Danny Liewellyn dari CSIRO juga menuturkan, begitu biji kapas dinyatakan dapat dikonsumsi, maka
dipastikan dapat mendatangkan manfaat tambahan yang cukup besar bagi negara seperti China dan
India serta negara-negara penghasil utama kapas lainnya. (Sumber : Dajiyuan)

6.. Bakteri (gen) bisa sebagai alternatif penerangan dibumi, tanpa Listrik (2010)

Dalam situs resmi Bioglow, produk revolusioner ini dilatarbelakangi hasil pemikiran Dr
Alexander Krichevsky. Awalnya, tulisan ilmiah Krichevsky dipublikasikan pada 2010
dalam PLoS One, sebuah jurnal sains internasional peer-reviewed.

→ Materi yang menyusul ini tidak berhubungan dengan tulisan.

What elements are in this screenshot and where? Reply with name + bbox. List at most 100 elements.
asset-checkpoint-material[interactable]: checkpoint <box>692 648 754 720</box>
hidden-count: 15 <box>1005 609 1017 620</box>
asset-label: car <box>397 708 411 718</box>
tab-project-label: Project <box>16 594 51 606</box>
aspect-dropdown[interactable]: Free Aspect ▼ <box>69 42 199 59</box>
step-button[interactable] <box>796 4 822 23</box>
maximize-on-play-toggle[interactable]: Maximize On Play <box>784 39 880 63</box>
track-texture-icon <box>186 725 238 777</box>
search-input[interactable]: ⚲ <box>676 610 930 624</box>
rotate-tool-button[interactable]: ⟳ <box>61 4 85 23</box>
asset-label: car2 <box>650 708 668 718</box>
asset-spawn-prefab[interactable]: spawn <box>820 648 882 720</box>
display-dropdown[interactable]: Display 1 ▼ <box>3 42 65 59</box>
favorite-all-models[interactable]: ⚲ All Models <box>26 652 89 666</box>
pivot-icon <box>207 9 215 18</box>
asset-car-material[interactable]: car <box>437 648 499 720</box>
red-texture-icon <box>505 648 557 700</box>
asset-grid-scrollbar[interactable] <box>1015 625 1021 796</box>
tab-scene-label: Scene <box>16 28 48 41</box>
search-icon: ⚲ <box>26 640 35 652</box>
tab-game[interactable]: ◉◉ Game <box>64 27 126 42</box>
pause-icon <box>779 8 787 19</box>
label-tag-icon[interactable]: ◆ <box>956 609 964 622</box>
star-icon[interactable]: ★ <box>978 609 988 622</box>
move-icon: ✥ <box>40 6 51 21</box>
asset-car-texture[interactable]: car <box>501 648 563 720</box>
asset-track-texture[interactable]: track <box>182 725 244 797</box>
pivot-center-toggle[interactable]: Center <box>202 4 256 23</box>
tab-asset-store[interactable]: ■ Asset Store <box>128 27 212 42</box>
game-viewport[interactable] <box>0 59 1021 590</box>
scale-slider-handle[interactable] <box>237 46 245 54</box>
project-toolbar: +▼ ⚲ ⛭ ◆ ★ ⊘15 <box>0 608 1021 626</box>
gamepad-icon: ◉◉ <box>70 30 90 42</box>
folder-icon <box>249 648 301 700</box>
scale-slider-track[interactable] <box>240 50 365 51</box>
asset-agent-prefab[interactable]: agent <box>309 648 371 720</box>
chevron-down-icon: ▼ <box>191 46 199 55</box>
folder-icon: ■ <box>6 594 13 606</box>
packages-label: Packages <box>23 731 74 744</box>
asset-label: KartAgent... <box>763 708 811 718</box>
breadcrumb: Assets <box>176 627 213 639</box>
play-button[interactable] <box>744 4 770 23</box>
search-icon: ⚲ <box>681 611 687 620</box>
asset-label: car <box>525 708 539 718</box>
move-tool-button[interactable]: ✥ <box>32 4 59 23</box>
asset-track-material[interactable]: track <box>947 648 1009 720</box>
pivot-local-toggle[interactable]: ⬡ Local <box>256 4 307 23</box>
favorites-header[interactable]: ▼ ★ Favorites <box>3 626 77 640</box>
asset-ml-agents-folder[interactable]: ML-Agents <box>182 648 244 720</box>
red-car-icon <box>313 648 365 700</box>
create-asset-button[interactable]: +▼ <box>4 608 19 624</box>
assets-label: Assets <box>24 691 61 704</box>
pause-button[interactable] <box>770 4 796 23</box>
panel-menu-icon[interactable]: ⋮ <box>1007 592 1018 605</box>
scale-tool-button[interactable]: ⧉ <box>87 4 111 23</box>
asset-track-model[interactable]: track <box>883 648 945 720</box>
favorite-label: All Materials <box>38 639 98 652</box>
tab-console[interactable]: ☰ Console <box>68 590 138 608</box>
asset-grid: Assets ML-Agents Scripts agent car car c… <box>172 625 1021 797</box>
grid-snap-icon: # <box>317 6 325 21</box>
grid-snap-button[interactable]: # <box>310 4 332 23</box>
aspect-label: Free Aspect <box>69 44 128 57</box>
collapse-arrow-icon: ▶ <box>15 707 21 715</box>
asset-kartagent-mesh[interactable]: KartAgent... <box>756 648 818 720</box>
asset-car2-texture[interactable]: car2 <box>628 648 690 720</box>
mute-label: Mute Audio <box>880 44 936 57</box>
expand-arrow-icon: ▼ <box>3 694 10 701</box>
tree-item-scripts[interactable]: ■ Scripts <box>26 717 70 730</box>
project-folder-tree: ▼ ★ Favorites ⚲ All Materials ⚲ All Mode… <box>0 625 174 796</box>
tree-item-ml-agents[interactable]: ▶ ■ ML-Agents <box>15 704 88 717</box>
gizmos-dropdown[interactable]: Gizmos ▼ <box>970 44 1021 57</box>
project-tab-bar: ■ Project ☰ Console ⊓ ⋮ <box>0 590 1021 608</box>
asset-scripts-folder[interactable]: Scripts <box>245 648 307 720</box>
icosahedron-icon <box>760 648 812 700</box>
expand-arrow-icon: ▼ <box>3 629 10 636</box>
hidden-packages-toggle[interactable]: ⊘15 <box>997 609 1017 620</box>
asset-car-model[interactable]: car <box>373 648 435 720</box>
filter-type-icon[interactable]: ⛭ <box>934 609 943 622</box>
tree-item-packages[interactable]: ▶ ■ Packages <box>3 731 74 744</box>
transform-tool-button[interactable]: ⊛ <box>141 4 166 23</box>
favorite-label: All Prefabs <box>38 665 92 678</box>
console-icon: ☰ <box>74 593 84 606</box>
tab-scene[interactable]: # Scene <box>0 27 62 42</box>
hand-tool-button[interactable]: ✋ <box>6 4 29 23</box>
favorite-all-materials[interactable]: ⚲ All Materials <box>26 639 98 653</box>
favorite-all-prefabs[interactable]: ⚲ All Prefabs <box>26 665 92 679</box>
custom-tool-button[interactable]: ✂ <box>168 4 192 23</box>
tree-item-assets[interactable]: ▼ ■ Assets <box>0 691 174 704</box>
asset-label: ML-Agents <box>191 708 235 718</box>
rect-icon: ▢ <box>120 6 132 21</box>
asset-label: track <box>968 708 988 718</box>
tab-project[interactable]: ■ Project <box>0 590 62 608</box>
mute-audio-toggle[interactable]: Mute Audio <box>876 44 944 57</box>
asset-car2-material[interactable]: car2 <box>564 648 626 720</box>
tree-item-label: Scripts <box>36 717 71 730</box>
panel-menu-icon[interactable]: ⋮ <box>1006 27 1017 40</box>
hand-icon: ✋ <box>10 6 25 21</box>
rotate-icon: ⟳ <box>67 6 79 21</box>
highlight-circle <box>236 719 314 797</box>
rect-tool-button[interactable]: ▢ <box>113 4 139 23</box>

Krichevsky merupakan seorang spesialis di bidang mikrobiologi. Dia mengembangkan
tanaman yang mampu menyala dalam gelap dengan "mengenalkan" DNA dari bakteri laut
bercahaya ke genom kloroplas dari tanaman rumah. Hasilnya, batang dan daun secara terus-
menerus memancarkan cahaya samar, mirip kunang-kunang.
Seperti dikutip dalam Dezeen, kini Krichevsky tengah bekerja keras meningkatkan terang
cahaya yang dipancarkan oleh tanamannya. Pasalnya, kini cahaya tersebut hanya bisa dilihat
dalam ruang gelap. Dalam jangka panjang, Krichevsky juga ingin merevolusi desain
pencahayaan dan menarik konsumen baru dalam pasar tanaman. Krichevsky juga tidak menutup
kemungkinan bahwa ciptaannya mampu meramaikan industri lanskap, arsitektur, bahkan
transportasi.
"Tidak ada pasar saingan, (tanaman) ini benar-benar yang pertama. Dalan jangka
panjang, kami melihat penggunaan tanaman berpendar dalam desain pencahayaan kontemporer,
dalam lanskap dan arsitektur, juga transportasi. Memberi tanda bagi jalan raya dan jalan tol
dengan cahaya alami yang tidak perlu listrik," ujarnya.